I have recently started using PCM and absolutely love the kind of information it provides. I am using the C++ APIs to instrument my code.
Particularly interested in measuring memory related issues such as total memory BW achieved, and Cache misses etc.
I use the getSytemCounterState API to get before and after states, and then use the API to get the total bytes read and written to MCs.
I am, however, seeing quite a large overhead for getSystemCounterState function call.
Around 1 ms on a 10 core Broadwell desktop
Around 6 ms on a 20 core Skylake Xeon
Around 64 ms on 68 cores KNL!
Is this expected? This is really modifying the numbers I am seeing. Is there any way to avoid this overhead?
getSystemCounterState returns the counters for the entire system, that means all sockets, and all logical cores within those sockets. Therefor the more cores you have the longer this function will take.
The question is do you need to check the entire system counters, or can you rework to just query on specific core's which would be alot quicker ?
Thanks for your response.
I need to query metrics such as BytesReadFromMCs, LLCMisses, etc. These are not Core metrics.

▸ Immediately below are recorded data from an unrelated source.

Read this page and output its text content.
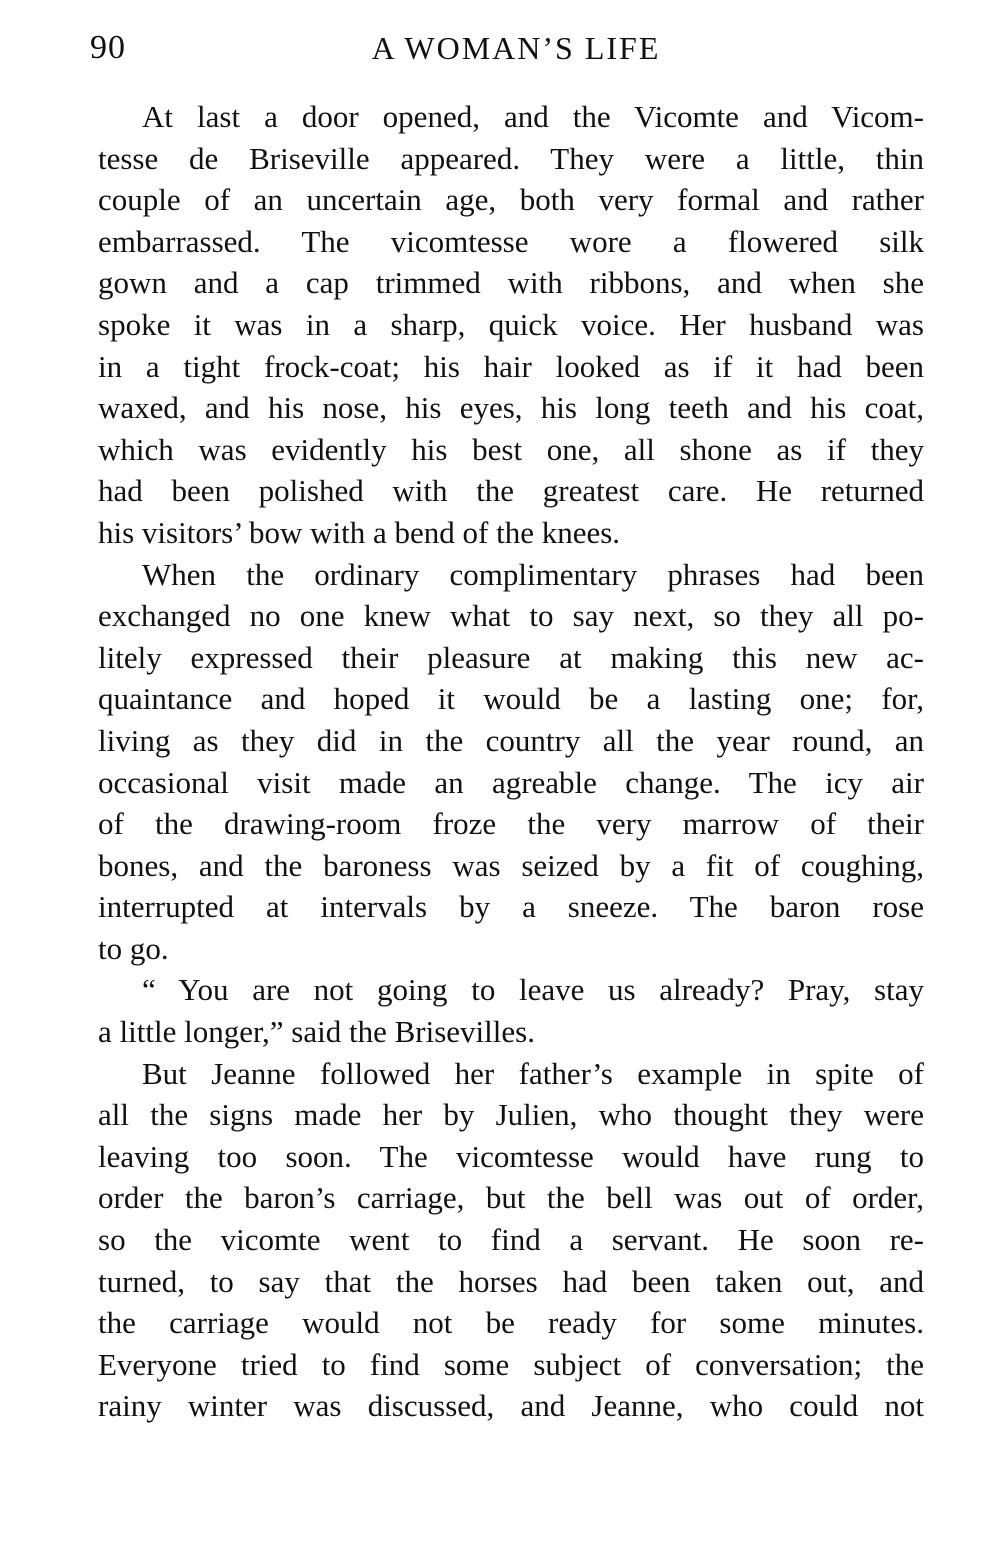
90	A WOMAN’S LIFE
At last a door opened, and the Vicomte and Vicom-
tesse de Briseville appeared. They were a little, thin
couple of an uncertain age, both very formal and rather
embarrassed. The vicomtesse wore a flowered silk
gown and a cap trimmed with ribbons, and when she
spoke it was in a sharp, quick voice. Her husband was
in a tight frock-coat; his hair looked as if it had been
waxed, and his nose, his eyes, his long teeth and his coat,
which was evidently his best one, all shone as if they
had been polished with the greatest care. He returned
his visitors’ bow with a bend of the knees.
When the ordinary complimentary phrases had been
exchanged no one knew what to say next, so they all po-
litely expressed their pleasure at making this new ac-
quaintance and hoped it would be a lasting one; for,
living as they did in the country all the year round, an
occasional visit made an agreable change. The icy air
of the drawing-room froze the very marrow of their
bones, and the baroness was seized by a fit of coughing,
interrupted at intervals by a sneeze. The baron rose
to go.
“ You are not going to leave us already? Pray, stay
a little longer,” said the Brisevilles.
But Jeanne followed her father’s example in spite of
all the signs made her by Julien, who thought they were
leaving too soon. The vicomtesse would have rung to
order the baron’s carriage, but the bell was out of order,
so the vicomte went to find a servant. He soon re-
turned, to say that the horses had been taken out, and
the carriage would not be ready for some minutes.
Everyone tried to find some subject of conversation; the
rainy winter was discussed, and Jeanne, who could not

Can I still get this information by querying a specific core?
Unfortunately getSystemCounterState is not parallelized yet. It takes linear time to read all core counters. As suggested you can try using getUncoreCounterStates or getAllCounterStates. The latter parallelizes the most time consuming part for reading core counters. Make sure you use the latest PCM from github (https://github.com/opcm/pcm/).